Career Canvas is a startup looking to help aspiring and experienced people reach their job goals by providing professional writing and career coaching services. At an early stage, I was asked to come on board and design a complete brand identity and style guide for the company in addition to web design and front-end development. Each stage of the design process brought unique challenges and helped me grow as a designer and a learner.

Throughout this project, a consistent challenge and growth area was communication. In my previous experience, I've worked primarily with designers and developers or business people who are very familiar with design and development processes. In this case, the client I worked for was a newcomer to both fields. The client brought solid business development and marketing understanding but required help understanding design and technology needs. I learned early on that I needed to help the client understand the value of my work and the design process. This had the side effect of helping me refine and better understand the work I was doing too.

Branding

When starting with the branding process, I began by interviewing the client. I asked them what brands they liked, about the businesses primary competition, about what they wanted visitors to feel when seeing the branding, and what they wanted associated with the brand. These questions gave me additional clarity regarding the client's expectations and clear up any initial misconceptions about what the branding should accomplish.

A series of logomark design explorations.

In the early parts of this process, I sketched a series of different concepts for the brand's mark or icon and iterated on the most promising ones. I had to stay away from marks that only relied on Career Canvas's initials because of the many prominent brands that already take that form (e.g. Chanel). Instead, I started with some very abstract marks but found those did not achieve the goal of communicating with people who were unfamiliar with the company.

A series of color variations and sizes for the final brand system.

After dozens of iterations, we settled on a mark that represented the artistic aspect of the brand. Importantly, the mark works in a wide variety of situations with and without accompanying logotype, as shown below.
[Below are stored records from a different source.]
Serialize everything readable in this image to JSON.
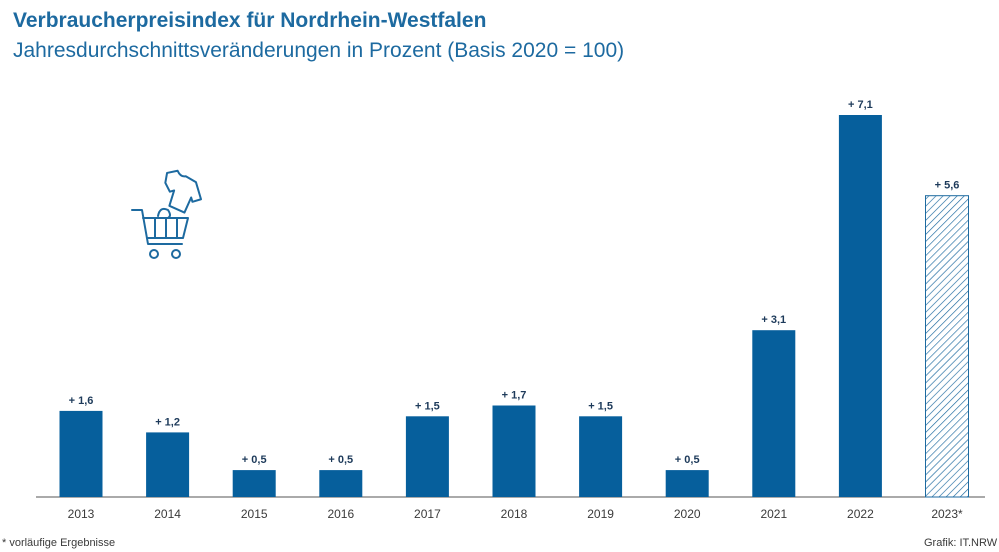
{
  "header": {
    "title": "Verbraucherpreisindex für Nordrhein-Westfalen",
    "subtitle": "Jahresdurchschnittsveränderungen in Prozent (Basis 2020 = 100)"
  },
  "footer": {
    "footnote": "* vorläufige Ergebnisse",
    "source": "Grafik: IT.NRW"
  },
  "colors": {
    "bar": "#065f9c",
    "hatch": "#1d6aa0",
    "text": "#3a3a3a",
    "label": "#1d3a5a"
  },
  "icons": [
    "t-shirt-icon",
    "shopping-cart-icon"
  ],
  "chart_data": {
    "type": "bar",
    "categories": [
      "2013",
      "2014",
      "2015",
      "2016",
      "2017",
      "2018",
      "2019",
      "2020",
      "2021",
      "2022",
      "2023*"
    ],
    "values": [
      1.6,
      1.2,
      0.5,
      0.5,
      1.5,
      1.7,
      1.5,
      0.5,
      3.1,
      7.1,
      5.6
    ],
    "value_labels": [
      "+ 1,6",
      "+ 1,2",
      "+ 0,5",
      "+ 0,5",
      "+ 1,5",
      "+ 1,7",
      "+ 1,5",
      "+ 0,5",
      "+ 3,1",
      "+ 7,1",
      "+ 5,6"
    ],
    "preliminary": [
      false,
      false,
      false,
      false,
      false,
      false,
      false,
      false,
      false,
      false,
      true
    ],
    "title": "Verbraucherpreisindex für Nordrhein-Westfalen",
    "subtitle": "Jahresdurchschnittsveränderungen in Prozent (Basis 2020 = 100)",
    "xlabel": "",
    "ylabel": "",
    "ylim": [
      0,
      7.1
    ],
    "grid": false,
    "legend": "none"
  }
}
The mark can be used in greyscale, on a light background, and on a dark background.

This background pattern is used to add visual interest and symbolize reaching one's goals.

After settling on the mark, I continued to build a design system for the rest of the brand. This took the form of a formal style guide that covered the logo's form and usage, typography, and brand colours. This includes the mountain pattern above, which would be horizontally tiled for use on the web or in other digital and print mediums. I spent a good deal of time learning about and working through strong typography for the brand. I searched for modern, serif headings typefaces and geometric sans-serif body typefaces that were visually complementary. The typeface pairing I selected, however, was not received well by the client, but we were able to agree upon just utilising Averta, the body typeface, across all typography for the brand.

Initial typography.
Final typography.

Web Design

With the design system mostly completed, I found the site design came together quickly. In fact, I was able to design and build the initial version of the global components of the site including the header and footer as well as the homepage in only a few hours. With the design system underpinning the site's design, it was easy to quickly build pages of the site and interfaces for users, writers, and admins to track orders, respond to tickets, and update account information.

I ensured the site is fully accessible for users navigating with keyboards and screen readers. Thanks especially to Heydon Pickering's Inclusive Front-End Design Patterns for inspiration and reference to this end. The entire website is also optimised for HTTP/2, with styles and scripts properly split for each page.

Rather than be an afterthought, the registered customer experience was also a focus of mine. Ensuring customers had a clear dashboard where they could review their order, change personal details, and respond to tickets is just as important as making sure the checkout flow was functional.

Furthermore, admins and writers have similar dashboards with navigation tuned to their needs. Admins, for example, see all orders on the site while writers can see tickets assigned to them.

Ticketing administration even has specifically tuned components and clean interface to ensure new and existing orders are not a chore to manage. The front-end of the site reflects the same attention to detail and, of course, a clean, responsive design.